The controls are easy to pick up and function as you would expect, but the cars don’t always handle as consistently as you’d hope. So while you may be weaving through enemies on the road one moment, the next could see you career into the environment and cause yourself unnecessary damage, despite seemingly using the same techniques. This isn’t so much of a problem on open maps but in more enclosed environments, the problem definitely feels amplified.
Smash ‘N’ Survive offers up ten arenas to test your skills in, all of which are suitably varied, with a highlight being three aircraft carriers that bob in the water and require careful ramp jumps to traverse between each one. Often the areas feature unique dangers of their own, such as flames, car crushers and ramps designed to challenge players that little bit further. Unfortunately though, beyond these fleeting moments of excitement, the actual environments of these different locales offer little else to rouse and are mainly bland looking, not presenting much visual flair. Sadly, this also extends to the vehicles themselves which are detailed in their design but not backed up with solid models. These details, or lack of, aren’t bad enough so they detract from the action, but certainly don’t match up with other titles of a similar price such as WipEout HD or Gripshift.
What ultimately holds back Smash ‘N’ Survive from being a far more diverse affair is the limited AI competition — it seems to swing wildly between suitably vicious in the combat focused modes to simply appearing confused in most other modes. It’s not uncommon to see an enemy driving into bits of the environment repeatedly or having difficulty in entering a building as it bumps along the outside until it finally finds its way in.
Given the combat focus of the game it’s no major surprise to find a heavy-sounding soundtrack, sadly the amount of music variety on offer is so minimal that you’ll be bored of it within the first few missions. For example, the main menu tune is the same as that played during a pause and eventually it grates to the point where you’ll certainly want to turn it off entirely.
Despite these complaints, one appreciated addition to Smash ‘N’ Survive is something more and more games are increasingly seeming to neglect – the addition of local split-screen. The split-screen action is confined to just two players but gives plenty of opportunity to battle against a friend for bragging rights. All of the modes are enjoyable at a basic level, however it would have been nice to see the option for AI bots to join in. This would make the local combat a lot more interesting, as there’s only so much diversity that one-on-one bouts can bring. The addition of bots would also make the ‘plant the bomb’ mode actually work properly, as with just two players the games end when one has blown the other up, and that’s surely not the way the round should conclude.

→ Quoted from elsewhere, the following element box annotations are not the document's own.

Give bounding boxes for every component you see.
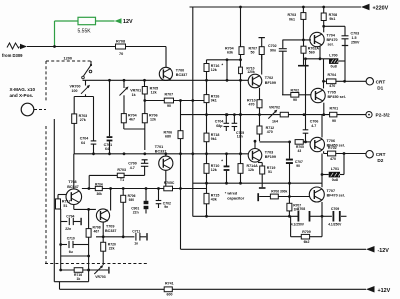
svg-text:1k: 1k	[77, 277, 81, 281]
svg-text:1k: 1k	[132, 93, 136, 97]
svg-text:467: 467	[94, 229, 100, 233]
svg-text:P2-3/2: P2-3/2	[376, 113, 390, 119]
svg-text:-12V: -12V	[378, 248, 390, 254]
svg-text:CRT: CRT	[376, 79, 386, 84]
svg-text:12k: 12k	[211, 68, 217, 72]
svg-text:* wired: * wired	[225, 192, 238, 196]
svg-text:560: 560	[309, 51, 315, 55]
svg-text:BC337: BC337	[155, 149, 166, 153]
svg-text:22n: 22n	[133, 210, 139, 214]
svg-text:4.7: 4.7	[130, 166, 135, 170]
svg-text:9k1: 9k1	[329, 17, 335, 21]
svg-text:L701: L701	[331, 167, 339, 171]
svg-text:250V: 250V	[351, 41, 360, 45]
svg-text:1n: 1n	[134, 242, 138, 246]
svg-text:27k: 27k	[80, 118, 86, 122]
svg-text:9k1: 9k1	[211, 137, 217, 141]
svg-text:C710: C710	[67, 237, 75, 241]
svg-text:R701: R701	[330, 107, 339, 111]
svg-text:T701: T701	[155, 145, 163, 149]
svg-text:12k: 12k	[150, 118, 156, 122]
svg-text:C702: C702	[268, 44, 277, 48]
svg-text:T706: T706	[327, 139, 335, 143]
svg-text:T708: T708	[68, 180, 76, 184]
svg-text:470: 470	[249, 103, 255, 107]
svg-text:and X-Pos.: and X-Pos.	[10, 93, 34, 98]
svg-text:1k4: 1k4	[272, 120, 278, 124]
svg-text:0u8: 0u8	[332, 178, 338, 182]
svg-text:70: 70	[119, 52, 123, 56]
svg-text:R702: R702	[291, 88, 300, 92]
svg-text:470: 470	[330, 157, 336, 161]
svg-text:0k1: 0k1	[289, 17, 295, 21]
svg-text:43k: 43k	[211, 198, 217, 202]
svg-text:capacitor: capacitor	[227, 197, 244, 201]
svg-text:R707: R707	[165, 92, 174, 96]
svg-text:T707: T707	[327, 189, 335, 193]
svg-text:D2: D2	[377, 158, 383, 163]
svg-text:T703: T703	[265, 150, 273, 154]
svg-text:5.55K: 5.55K	[78, 29, 92, 35]
svg-text:C794: C794	[66, 214, 74, 218]
svg-text:1200: 1200	[64, 56, 72, 60]
svg-text:C707: C707	[295, 160, 303, 164]
svg-text:6u: 6u	[69, 250, 73, 254]
svg-text:120k: 120k	[247, 70, 255, 74]
svg-text:R706 300k: R706 300k	[271, 190, 287, 194]
svg-text:R704: R704	[95, 182, 103, 186]
svg-text:X-MAG. x10: X-MAG. x10	[10, 87, 36, 92]
svg-text:T1: T1	[120, 178, 124, 182]
svg-text:T702: T702	[265, 76, 273, 80]
svg-text:4.7: 4.7	[311, 124, 316, 128]
svg-text:12n: 12n	[237, 134, 243, 138]
svg-text:T705: T705	[328, 91, 336, 95]
svg-text:C704: C704	[215, 119, 224, 123]
svg-text:VR703: VR703	[95, 275, 105, 279]
svg-text:R704: R704	[328, 73, 337, 77]
svg-text:L700: L700	[329, 54, 337, 58]
svg-text:90: 90	[332, 119, 336, 123]
svg-text:C711: C711	[132, 229, 140, 233]
svg-text:90: 90	[296, 164, 300, 168]
svg-text:12k: 12k	[248, 168, 254, 172]
svg-text:R709: R709	[302, 230, 310, 234]
svg-text:sel.: sel.	[328, 42, 334, 46]
svg-text:R703: R703	[117, 168, 126, 172]
svg-text:63k: 63k	[227, 51, 233, 55]
svg-text:BF199: BF199	[265, 81, 276, 85]
svg-text:BF199: BF199	[265, 155, 276, 159]
svg-text:51: 51	[63, 204, 67, 208]
svg-text:C706: C706	[310, 119, 319, 123]
svg-text:12k: 12k	[151, 90, 157, 94]
svg-text:51: 51	[268, 170, 272, 174]
svg-text:+220V: +220V	[373, 5, 389, 11]
svg-text:1.5: 1.5	[352, 36, 357, 40]
svg-text:C700: C700	[128, 161, 137, 165]
svg-text:90n: 90n	[270, 49, 276, 53]
svg-text:470: 470	[267, 130, 273, 134]
svg-text:BF450 sel.: BF450 sel.	[328, 95, 346, 99]
svg-text:BC547: BC547	[67, 185, 78, 189]
svg-text:64: 64	[105, 147, 109, 151]
svg-text:100: 100	[72, 89, 78, 93]
svg-text:R705C: R705C	[164, 181, 175, 185]
svg-text:BC337: BC337	[176, 73, 187, 77]
svg-text:R702: R702	[328, 146, 337, 150]
svg-text:C708: C708	[297, 207, 305, 211]
svg-text:12k: 12k	[211, 168, 217, 172]
svg-text:R741: R741	[165, 282, 174, 286]
svg-text:CRT: CRT	[376, 152, 386, 157]
svg-text:9k1: 9k1	[211, 99, 217, 103]
svg-text:22n: 22n	[65, 227, 71, 231]
svg-text:C704: C704	[80, 136, 89, 140]
svg-text:470: 470	[329, 84, 335, 88]
svg-text:VR702: VR702	[269, 106, 280, 110]
svg-text:6k2: 6k2	[304, 240, 310, 244]
svg-text:9n: 9n	[164, 205, 168, 209]
svg-text:930: 930	[129, 198, 135, 202]
svg-text:43: 43	[298, 149, 302, 153]
svg-text:4.1/250V: 4.1/250V	[291, 222, 305, 226]
svg-text:D1: D1	[377, 85, 383, 90]
svg-text:64: 64	[81, 141, 85, 145]
svg-text:36k: 36k	[97, 192, 103, 196]
svg-text:90: 90	[293, 98, 297, 102]
svg-text:600: 600	[167, 292, 173, 296]
svg-text:BF470 sel.: BF470 sel.	[327, 193, 345, 197]
svg-text:C703: C703	[351, 32, 360, 36]
svg-text:T709: T709	[106, 224, 114, 228]
svg-text:R708: R708	[116, 40, 125, 44]
svg-text:12V: 12V	[123, 19, 133, 25]
svg-text:90: 90	[167, 104, 171, 108]
svg-text:0u8: 0u8	[331, 65, 337, 69]
svg-text:T704: T704	[327, 34, 336, 38]
svg-text:4.1/250V: 4.1/250V	[328, 222, 342, 226]
svg-text:T700: T700	[176, 68, 184, 72]
svg-text:68p: 68p	[216, 124, 223, 128]
svg-text:680: 680	[165, 135, 171, 139]
svg-text:from D309: from D309	[2, 53, 23, 58]
svg-text:+12V: +12V	[378, 288, 391, 294]
svg-text:BC337: BC337	[105, 229, 116, 233]
svg-text:C709: C709	[331, 207, 339, 211]
svg-text:50: 50	[251, 51, 255, 55]
svg-text:4k7: 4k7	[129, 118, 135, 122]
svg-text:22k: 22k	[109, 247, 115, 251]
svg-text:*: *	[221, 158, 223, 163]
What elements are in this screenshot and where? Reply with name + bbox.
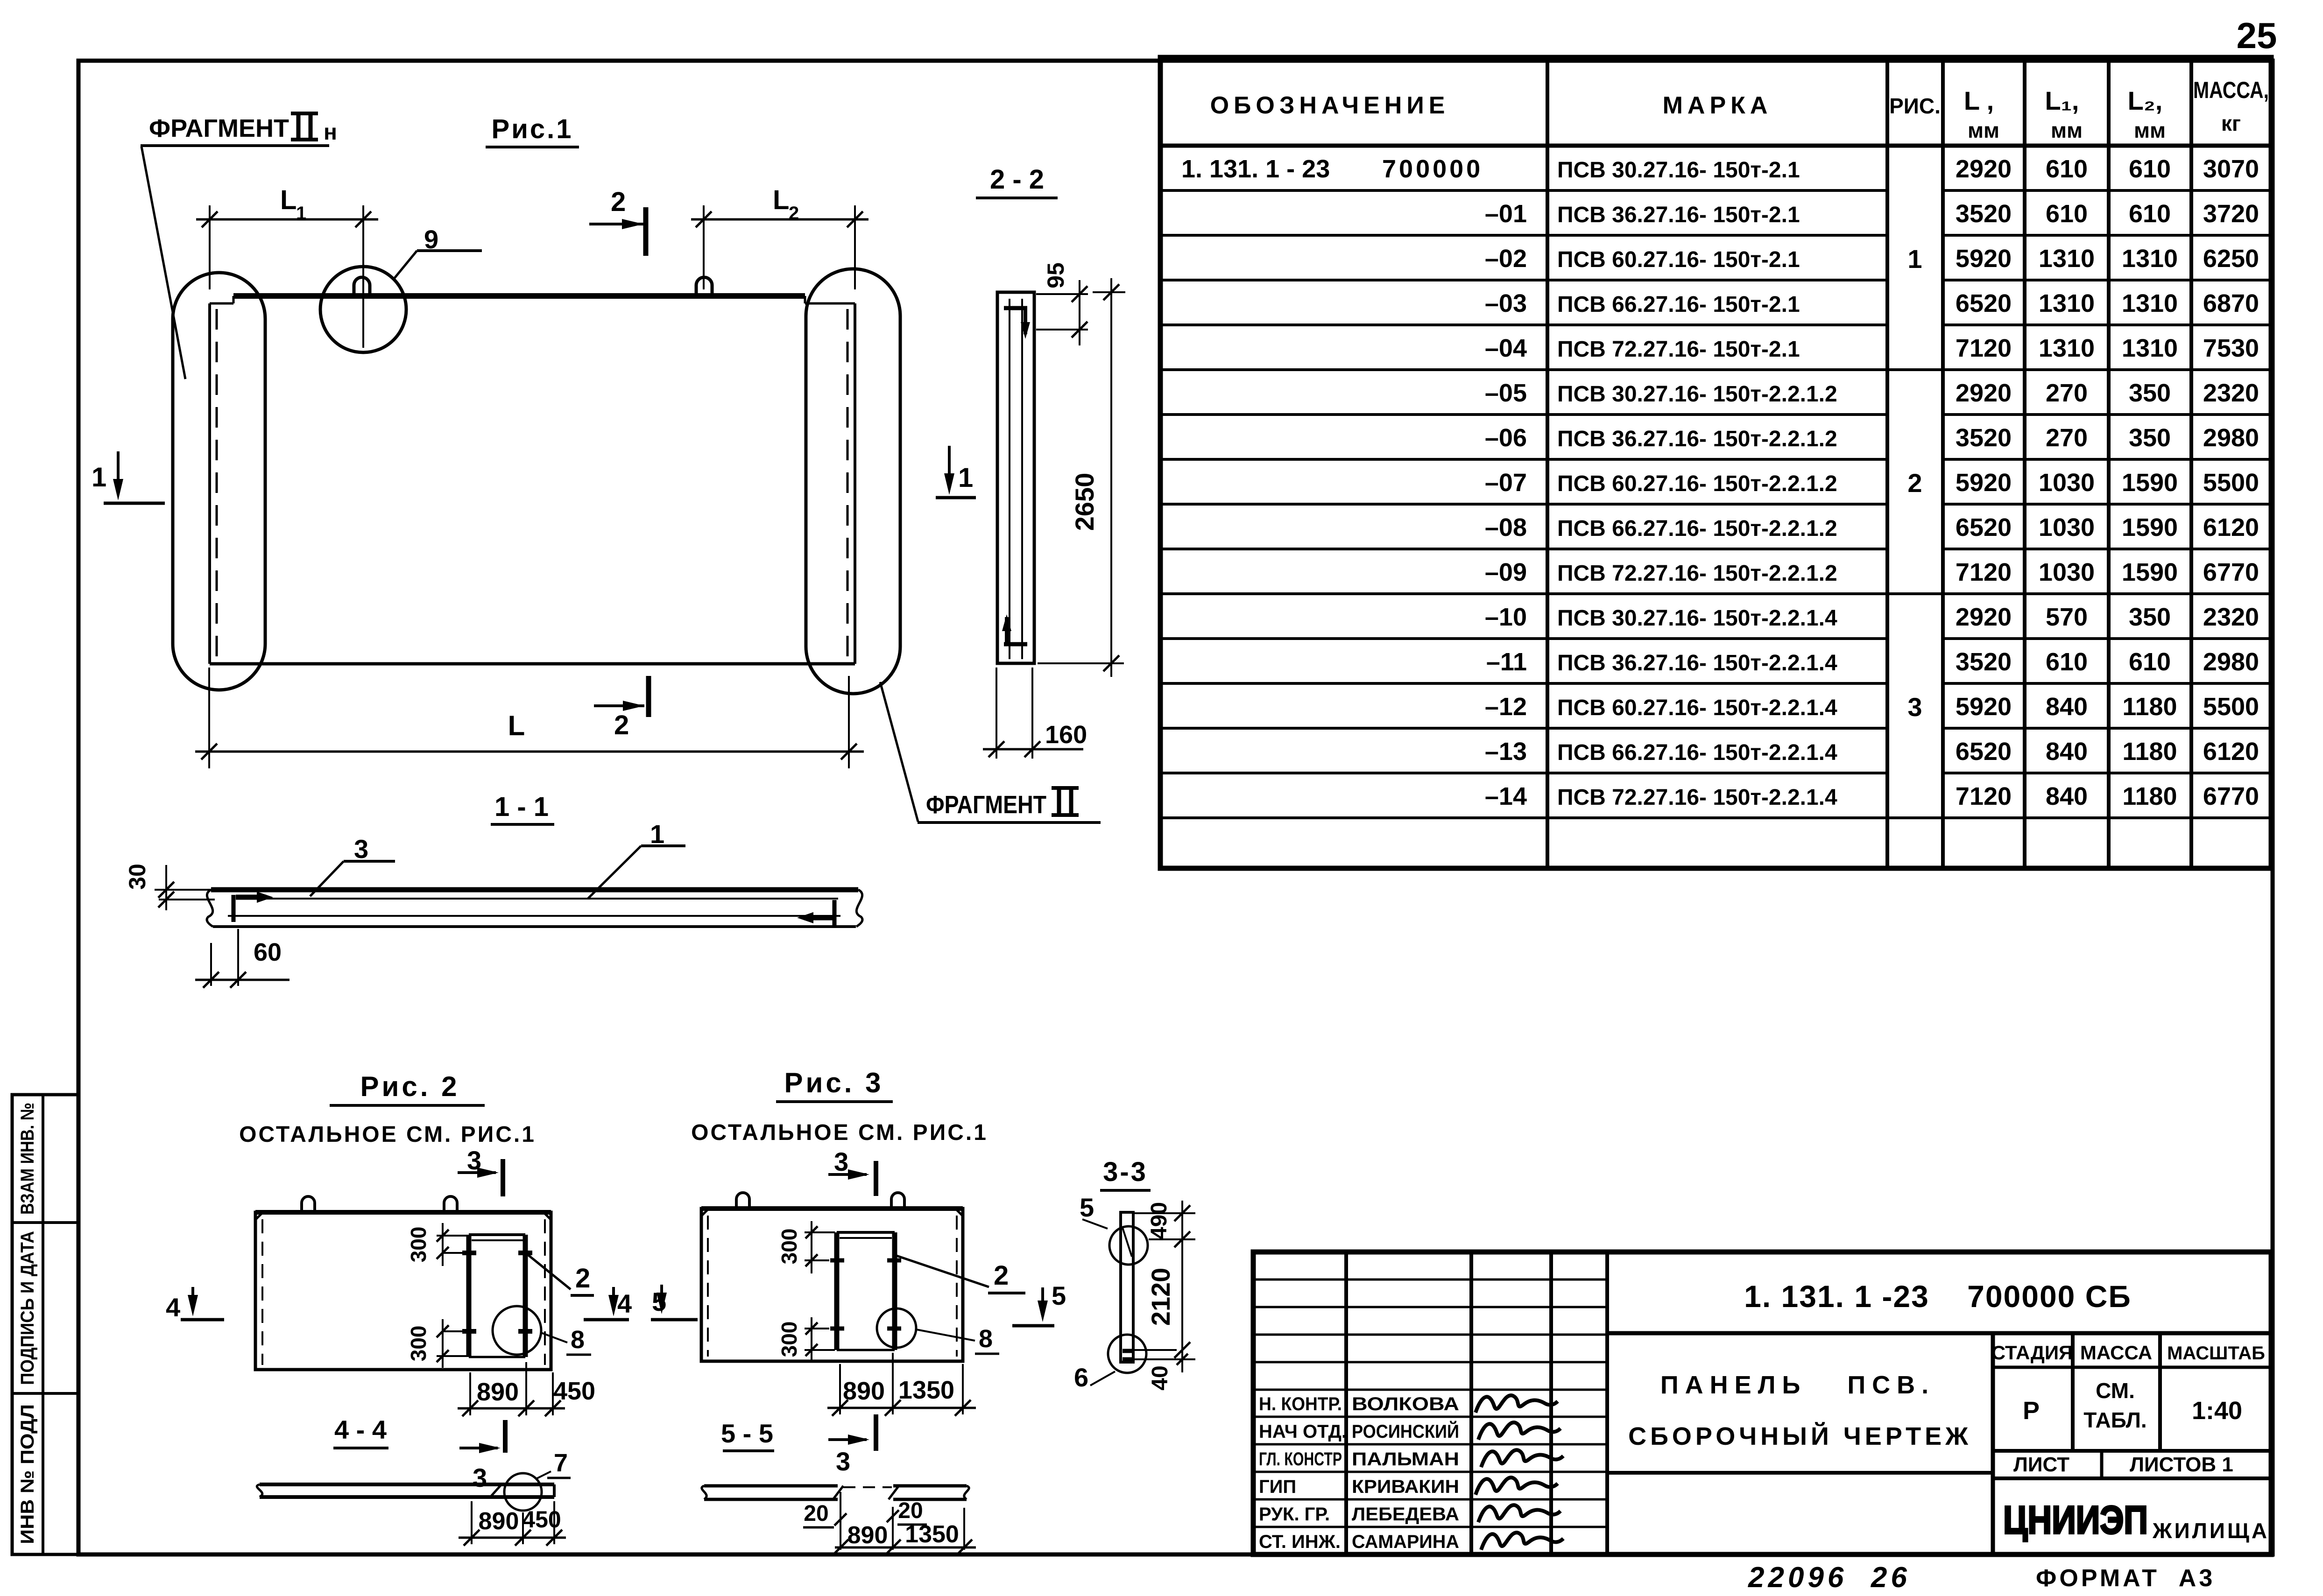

When Smash ‘N’ Survive does shine it is a fun little title, but it seems to be held back by technical issues that prevent it from fully reaching its clear potential. The AI needs some tweaking, the handling isn’t always consistent and the longevity currently on offer just doesn’t quite feel substantial enough. Hopefully once the online multiplayer is added in April its value will increase, but at present it feels like an unfinished product that’s been rushed out the garage door a bit too early.